You have correctly recognized that the stork did it for probably some good reason, like limited food supply etc. The mother loves her children and her own survival. So what is she supposed to do? Keep them all and therefore let all of them become sick or die because she couldn't provide enough food for everyone? Then where would be the love?

This act is not loveless.  

It's the other side of love that we people don't like to look at. Love isn't always pleasant, but nevertheless, it is love. You are still attached to Love as this romanticized notion of Love as a pleasant, warm, cuddly emotion. But love is much more than that. Love includes the unpleasant

 

When you love your children, you sometimes have to be harsh to them - not in the sense that you purposefully want to inflict something unpleasant upon them, but something that they from their limited point of view will perceive as harsh and unloving, but which actually is a manifestation of your love for them.

To give an example, let's say your child wants to eat a bunch of candy.
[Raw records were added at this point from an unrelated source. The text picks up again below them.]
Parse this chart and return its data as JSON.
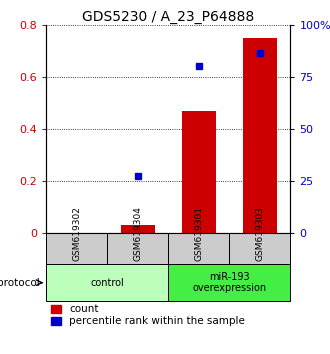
{
  "title": "GDS5230 / A_23_P64888",
  "samples": [
    "GSM619302",
    "GSM619304",
    "GSM619301",
    "GSM619303"
  ],
  "bar_values": [
    0.0,
    0.03,
    0.47,
    0.75
  ],
  "scatter_values": [
    null,
    0.22,
    0.64,
    0.69
  ],
  "bar_color": "#cc0000",
  "scatter_color": "#0000cc",
  "ylim": [
    0,
    0.8
  ],
  "yticks_left": [
    0,
    0.2,
    0.4,
    0.6,
    0.8
  ],
  "ytick_labels_left": [
    "0",
    "0.2",
    "0.4",
    "0.6",
    "0.8"
  ],
  "yticks_right_vals": [
    0,
    0.2,
    0.4,
    0.6,
    0.8
  ],
  "ytick_labels_right": [
    "0",
    "25",
    "50",
    "75",
    "100%"
  ],
  "groups": [
    {
      "label": "control",
      "indices": [
        0,
        1
      ],
      "color": "#bbffbb"
    },
    {
      "label": "miR-193\noverexpression",
      "indices": [
        2,
        3
      ],
      "color": "#44ee44"
    }
  ],
  "protocol_label": "protocol",
  "legend_bar_label": "count",
  "legend_scatter_label": "percentile rank within the sample",
  "sample_box_color": "#cccccc",
  "background_color": "#ffffff",
  "title_fontsize": 10,
  "tick_fontsize": 8,
  "legend_fontsize": 7.5
}
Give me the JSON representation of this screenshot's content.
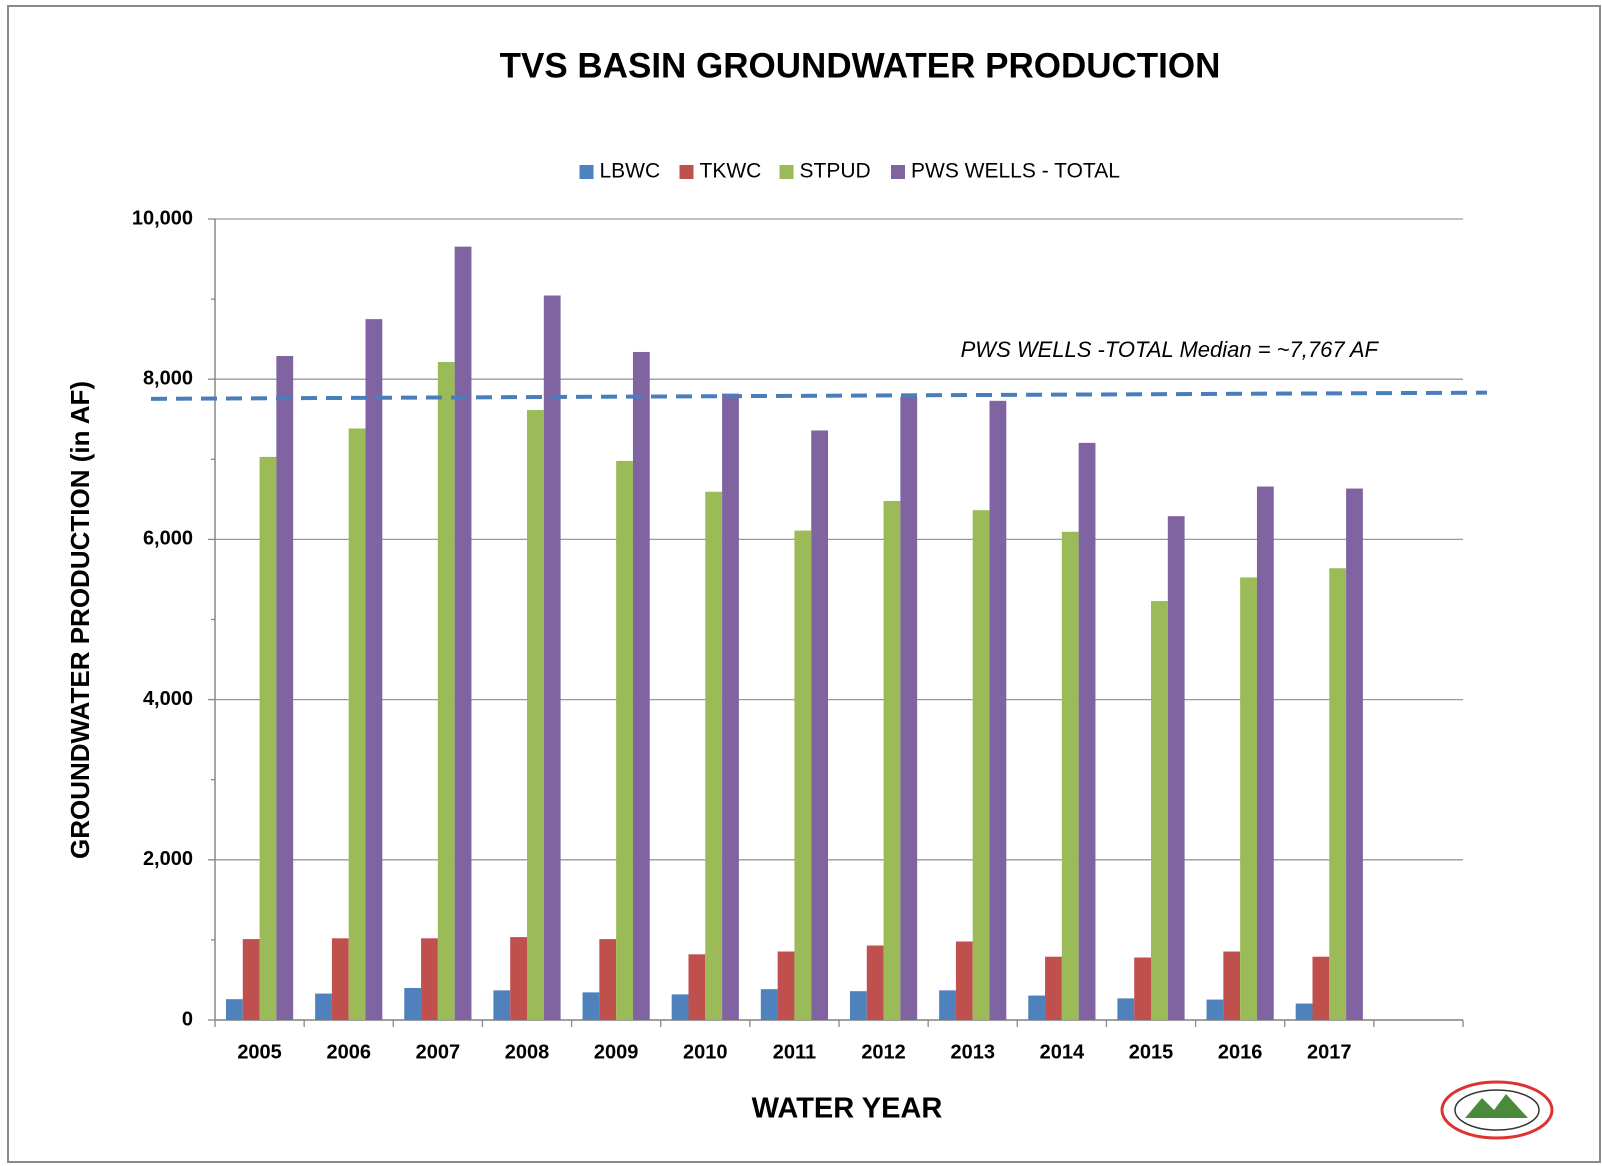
{
  "chart_data": {
    "type": "bar",
    "title": "TVS BASIN GROUNDWATER PRODUCTION",
    "x_label": "WATER YEAR",
    "y_label": "GROUNDWATER PRODUCTION (in AF)",
    "categories": [
      "2005",
      "2006",
      "2007",
      "2008",
      "2009",
      "2010",
      "2011",
      "2012",
      "2013",
      "2014",
      "2015",
      "2016",
      "2017",
      null
    ],
    "series": [
      {
        "name": "LBWC",
        "color": "#4f81bd",
        "values": [
          260,
          330,
          400,
          370,
          345,
          320,
          385,
          360,
          370,
          305,
          270,
          255,
          205,
          null
        ]
      },
      {
        "name": "TKWC",
        "color": "#c0504d",
        "values": [
          1010,
          1020,
          1020,
          1035,
          1010,
          820,
          855,
          930,
          980,
          790,
          780,
          855,
          790,
          null
        ]
      },
      {
        "name": "STPUD",
        "color": "#9bbb59",
        "values": [
          7030,
          7385,
          8215,
          7615,
          6980,
          6595,
          6110,
          6480,
          6365,
          6095,
          5230,
          5525,
          5640,
          null
        ]
      },
      {
        "name": "PWS WELLS - TOTAL",
        "color": "#8064a2",
        "values": [
          8290,
          8750,
          9655,
          9045,
          8340,
          7820,
          7360,
          7780,
          7730,
          7205,
          6290,
          6660,
          6635,
          null
        ]
      }
    ],
    "ylim": [
      0,
      10000
    ],
    "yticks": [
      0,
      {
        "value": 2000,
        "label": "2,000"
      },
      {
        "value": 4000,
        "label": "4,000"
      },
      {
        "value": 6000,
        "label": "6,000"
      },
      {
        "value": 8000,
        "label": "8,000"
      },
      {
        "value": 10000,
        "label": "10,000"
      }
    ],
    "minor_yticks": [
      1000,
      3000,
      5000,
      7000,
      9000
    ],
    "grid": true,
    "legend": "top",
    "median_line": {
      "label": "PWS WELLS -TOTAL Median = ~7,767 AF",
      "start": 7755,
      "end": 7832,
      "color": "#4a7ebb"
    }
  }
}
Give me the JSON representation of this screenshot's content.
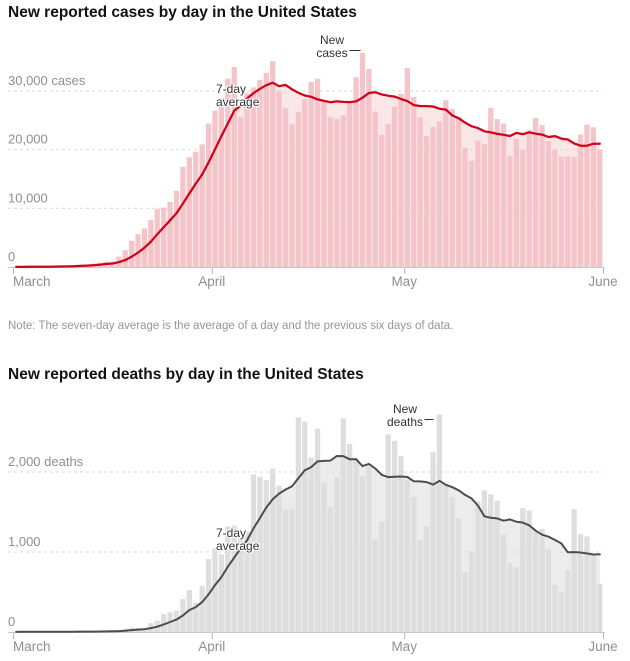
{
  "note": "Note: The seven-day average is the average of a day and the previous six days of data.",
  "chart_data": [
    {
      "type": "bar",
      "id": "cases",
      "title": "New reported cases by day in the United States",
      "ylabel": "cases",
      "ylim": [
        0,
        37000
      ],
      "grid": "dashed-horizontal",
      "y_ticks": [
        {
          "value": 0,
          "label": "0"
        },
        {
          "value": 10000,
          "label": "10,000"
        },
        {
          "value": 20000,
          "label": "20,000"
        },
        {
          "value": 30000,
          "label": "30,000 cases"
        }
      ],
      "x_ticks": [
        {
          "day": 0,
          "label": "March"
        },
        {
          "day": 31,
          "label": "April"
        },
        {
          "day": 61,
          "label": "May"
        },
        {
          "day": 92,
          "label": "June"
        }
      ],
      "annotations": {
        "avg_label": "7-day average",
        "peak_label": "New cases"
      },
      "colors": {
        "bar": "#f5c4c9",
        "area": "#f9e7e8",
        "line": "#d0021b"
      },
      "series_note": "daily new reported cases, March 1 - May 31, with 7-day average line",
      "values": [
        24,
        20,
        35,
        60,
        80,
        110,
        120,
        140,
        200,
        290,
        350,
        430,
        590,
        760,
        920,
        880,
        1750,
        2850,
        4490,
        5590,
        6570,
        8000,
        9900,
        10110,
        11080,
        12980,
        17060,
        18690,
        19640,
        20900,
        24450,
        26640,
        28810,
        32100,
        34100,
        25510,
        29600,
        30610,
        31900,
        33100,
        35100,
        29920,
        27080,
        24350,
        26390,
        28640,
        31540,
        32100,
        28120,
        25510,
        25280,
        25850,
        28340,
        32350,
        36500,
        33750,
        26510,
        22540,
        24350,
        27330,
        29510,
        33910,
        29010,
        25510,
        22340,
        23840,
        24810,
        28420,
        26930,
        25610,
        20320,
        18120,
        21540,
        20930,
        27140,
        25210,
        24440,
        18870,
        21840,
        19970,
        23290,
        25430,
        24190,
        21470,
        20030,
        18810,
        18870,
        18730,
        22580,
        24270,
        23810,
        20000
      ]
    },
    {
      "type": "bar",
      "id": "deaths",
      "title": "New reported deaths by day in the United States",
      "ylabel": "deaths",
      "ylim": [
        0,
        2800
      ],
      "grid": "dashed-horizontal",
      "y_ticks": [
        {
          "value": 0,
          "label": "0"
        },
        {
          "value": 1000,
          "label": "1,000"
        },
        {
          "value": 2000,
          "label": "2,000 deaths"
        }
      ],
      "x_ticks": [
        {
          "day": 0,
          "label": "March"
        },
        {
          "day": 31,
          "label": "April"
        },
        {
          "day": 61,
          "label": "May"
        },
        {
          "day": 92,
          "label": "June"
        }
      ],
      "annotations": {
        "avg_label": "7-day average",
        "peak_label": "New deaths"
      },
      "colors": {
        "bar": "#dedede",
        "area": "#ececec",
        "line": "#4d4d4d"
      },
      "series_note": "daily new reported deaths, March 1 - May 31, with 7-day average line",
      "values": [
        1,
        5,
        2,
        3,
        2,
        3,
        4,
        4,
        4,
        6,
        8,
        3,
        9,
        11,
        11,
        18,
        23,
        41,
        57,
        49,
        46,
        111,
        140,
        225,
        247,
        268,
        411,
        525,
        363,
        573,
        912,
        1050,
        970,
        1320,
        1330,
        1170,
        1260,
        1970,
        1940,
        1900,
        2040,
        1830,
        1530,
        1540,
        2680,
        2630,
        2180,
        2540,
        1870,
        1560,
        1940,
        2670,
        2350,
        2180,
        1950,
        2060,
        1160,
        1380,
        2470,
        2390,
        2200,
        1900,
        1690,
        1150,
        1320,
        2250,
        2720,
        1850,
        1690,
        1420,
        750,
        1010,
        1630,
        1770,
        1720,
        1640,
        1220,
        865,
        810,
        1550,
        1520,
        1260,
        1290,
        1040,
        590,
        505,
        775,
        1535,
        1225,
        1195,
        960,
        605
      ]
    }
  ]
}
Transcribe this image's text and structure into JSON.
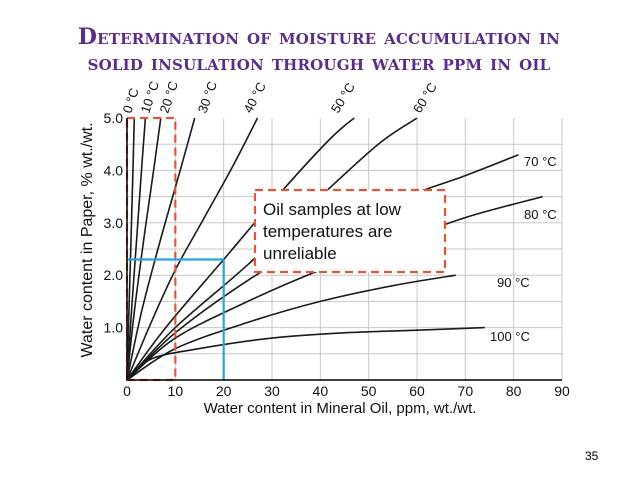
{
  "slide": {
    "title_line_1": "Determination of moisture accumulation in",
    "title_line_2": "solid insulation through water ppm in oil",
    "page_number": "35"
  },
  "colors": {
    "title": "#5b2c8a",
    "curves": "#1a1a1a",
    "reliability_box": "#e0563a",
    "example_lines": "#29a3dc",
    "background": "#ffffff"
  },
  "chart_data": {
    "type": "line",
    "xlabel": "Water content in Mineral Oil, ppm, wt./wt.",
    "ylabel": "Water content in Paper, % wt./wt.",
    "xlim": [
      0,
      90
    ],
    "ylim": [
      0,
      5.0
    ],
    "x_ticks": [
      0,
      10,
      20,
      30,
      40,
      50,
      60,
      70,
      80,
      90
    ],
    "x_tick_labels": [
      "0",
      "10",
      "20",
      "30",
      "40",
      "50",
      "60",
      "70",
      "80",
      "90"
    ],
    "y_ticks": [
      1.0,
      2.0,
      3.0,
      4.0,
      5.0
    ],
    "y_tick_labels": [
      "1.0",
      "2.0",
      "3.0",
      "4.0",
      "5.0"
    ],
    "grid": true,
    "series": [
      {
        "name": "0 °C",
        "x": [
          0,
          0.4,
          0.8,
          1.2,
          1.5
        ],
        "y": [
          0,
          1.3,
          2.6,
          3.9,
          5.0
        ]
      },
      {
        "name": "10 °C",
        "x": [
          0,
          1,
          2,
          3,
          3.8
        ],
        "y": [
          0,
          1.4,
          2.7,
          4.0,
          5.0
        ]
      },
      {
        "name": "20 °C",
        "x": [
          0,
          1.5,
          3.5,
          5.5,
          7.0
        ],
        "y": [
          0,
          1.3,
          2.7,
          4.0,
          5.0
        ]
      },
      {
        "name": "30 °C",
        "x": [
          0,
          3,
          7,
          11,
          14
        ],
        "y": [
          0,
          1.3,
          2.7,
          4.0,
          5.0
        ]
      },
      {
        "name": "40 °C",
        "x": [
          0,
          5,
          10,
          16,
          22,
          27
        ],
        "y": [
          0,
          1.1,
          2.1,
          3.1,
          4.1,
          5.0
        ]
      },
      {
        "name": "50 °C",
        "x": [
          0,
          8,
          20,
          32,
          42,
          47
        ],
        "y": [
          0,
          1.0,
          2.3,
          3.6,
          4.6,
          5.0
        ]
      },
      {
        "name": "60 °C",
        "x": [
          0,
          10,
          25,
          40,
          52,
          60
        ],
        "y": [
          0,
          1.0,
          2.2,
          3.5,
          4.5,
          5.0
        ]
      },
      {
        "name": "70 °C",
        "x": [
          0,
          10,
          25,
          40,
          55,
          70,
          81
        ],
        "y": [
          0,
          0.9,
          1.9,
          2.7,
          3.4,
          3.9,
          4.3
        ]
      },
      {
        "name": "80 °C",
        "x": [
          0,
          10,
          25,
          40,
          55,
          70,
          86
        ],
        "y": [
          0,
          0.8,
          1.5,
          2.1,
          2.6,
          3.1,
          3.5
        ]
      },
      {
        "name": "90 °C",
        "x": [
          0,
          10,
          25,
          40,
          55,
          68
        ],
        "y": [
          0,
          0.6,
          1.1,
          1.5,
          1.8,
          2.0
        ]
      },
      {
        "name": "100 °C",
        "x": [
          0,
          5,
          15,
          30,
          45,
          60,
          74
        ],
        "y": [
          0,
          0.4,
          0.6,
          0.8,
          0.9,
          0.95,
          1.0
        ]
      }
    ],
    "curve_labels": [
      {
        "text": "0 °C",
        "series": "0 °C"
      },
      {
        "text": "10 °C",
        "series": "10 °C"
      },
      {
        "text": "20 °C",
        "series": "20 °C"
      },
      {
        "text": "30 °C",
        "series": "30 °C"
      },
      {
        "text": "40 °C",
        "series": "40 °C"
      },
      {
        "text": "50 °C",
        "series": "50 °C"
      },
      {
        "text": "60 °C",
        "series": "60 °C"
      },
      {
        "text": "70 °C",
        "series": "70 °C"
      },
      {
        "text": "80 °C",
        "series": "80 °C"
      },
      {
        "text": "90 °C",
        "series": "90 °C"
      },
      {
        "text": "100 °C",
        "series": "100 °C"
      }
    ],
    "annotations": {
      "unreliable_region": {
        "x": [
          0,
          10
        ],
        "y": [
          0,
          5.0
        ]
      },
      "note_lines": [
        "Oil samples at low",
        "temperatures are",
        "unreliable"
      ],
      "example_reading": {
        "x": 20,
        "y": 2.3
      }
    }
  }
}
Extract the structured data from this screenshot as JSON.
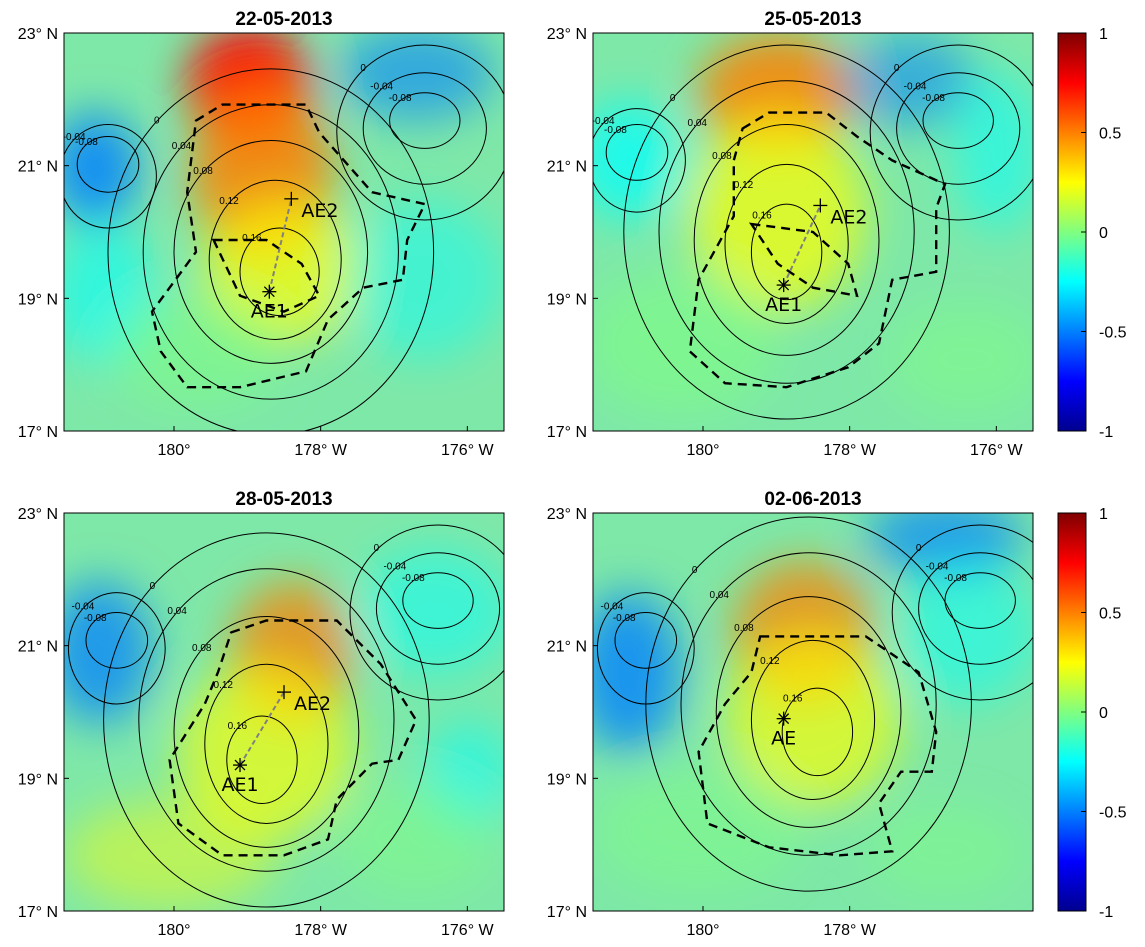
{
  "chart_data": [
    {
      "type": "heatmap",
      "title": "22-05-2013",
      "x_ticks": [
        "180°",
        "178° W",
        "176° W"
      ],
      "y_ticks": [
        "23° N",
        "21° N",
        "19° N",
        "17° N"
      ],
      "contour_labels": [
        "0.04",
        "0.08",
        "0.12",
        "0.16",
        "0",
        "-0.04",
        "-0.08"
      ],
      "markers": [
        {
          "label": "AE1",
          "lon": -178.7,
          "lat": 19.1,
          "symbol": "*"
        },
        {
          "label": "AE2",
          "lon": -178.4,
          "lat": 20.5,
          "symbol": "+"
        }
      ]
    },
    {
      "type": "heatmap",
      "title": "25-05-2013",
      "x_ticks": [
        "180°",
        "178° W",
        "176° W"
      ],
      "y_ticks": [
        "23° N",
        "21° N",
        "19° N",
        "17° N"
      ],
      "contour_labels": [
        "0.04",
        "0.08",
        "0.12",
        "0.16",
        "0",
        "-0.04",
        "-0.08"
      ],
      "markers": [
        {
          "label": "AE1",
          "lon": -178.9,
          "lat": 19.2,
          "symbol": "*"
        },
        {
          "label": "AE2",
          "lon": -178.4,
          "lat": 20.4,
          "symbol": "+"
        }
      ],
      "colorbar": {
        "ticks": [
          "1",
          "0.5",
          "0",
          "-0.5",
          "-1"
        ],
        "range": [
          -1,
          1
        ]
      }
    },
    {
      "type": "heatmap",
      "title": "28-05-2013",
      "x_ticks": [
        "180°",
        "178° W",
        "176° W"
      ],
      "y_ticks": [
        "23° N",
        "21° N",
        "19° N",
        "17° N"
      ],
      "contour_labels": [
        "0.04",
        "0.08",
        "0.12",
        "0.16",
        "0",
        "-0.04",
        "-0.08"
      ],
      "markers": [
        {
          "label": "AE1",
          "lon": -179.1,
          "lat": 19.2,
          "symbol": "*"
        },
        {
          "label": "AE2",
          "lon": -178.5,
          "lat": 20.3,
          "symbol": "+"
        }
      ]
    },
    {
      "type": "heatmap",
      "title": "02-06-2013",
      "x_ticks": [
        "180°",
        "178° W"
      ],
      "y_ticks": [
        "23° N",
        "21° N",
        "19° N",
        "17° N"
      ],
      "contour_labels": [
        "0.04",
        "0.08",
        "0.12",
        "0.16",
        "0",
        "-0.04",
        "-0.08"
      ],
      "markers": [
        {
          "label": "AE",
          "lon": -178.9,
          "lat": 19.9,
          "symbol": "*"
        }
      ],
      "colorbar": {
        "ticks": [
          "1",
          "0.5",
          "0",
          "-0.5",
          "-1"
        ],
        "range": [
          -1,
          1
        ]
      }
    }
  ],
  "colors": {
    "colormap": [
      "#00008f",
      "#0000ff",
      "#0080ff",
      "#00ffff",
      "#80ff80",
      "#ffff00",
      "#ff8000",
      "#ff0000",
      "#800000"
    ],
    "contour": "#000000",
    "track": "#808080"
  }
}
And you say "okay, you can eat one or two snickers (or whatever)."

And then your child starts complaining because he/she wants more. But because you love your child and you don't want him/her to become unhealthy and the teeth to fall out, you have to do something which the child will perceive as unloving and harsh (forbidding more candy) - but only because he/she isn't yet mature enough to recognize the love in this act. You see?

Now you might say "but you can't compare refusing candy with killing your child!!"

Actually I can. It's the exact same principle. Both are acts of love, the question is only:

Are you mature enough to see that? Are you mature enough to get over the superficial appearance of doing something seemingly unloving and recognize the actual love behind it?

 

Great insights.

It's almost like something appearing to be nihilistic, but in actuality is the opposite of nihilism.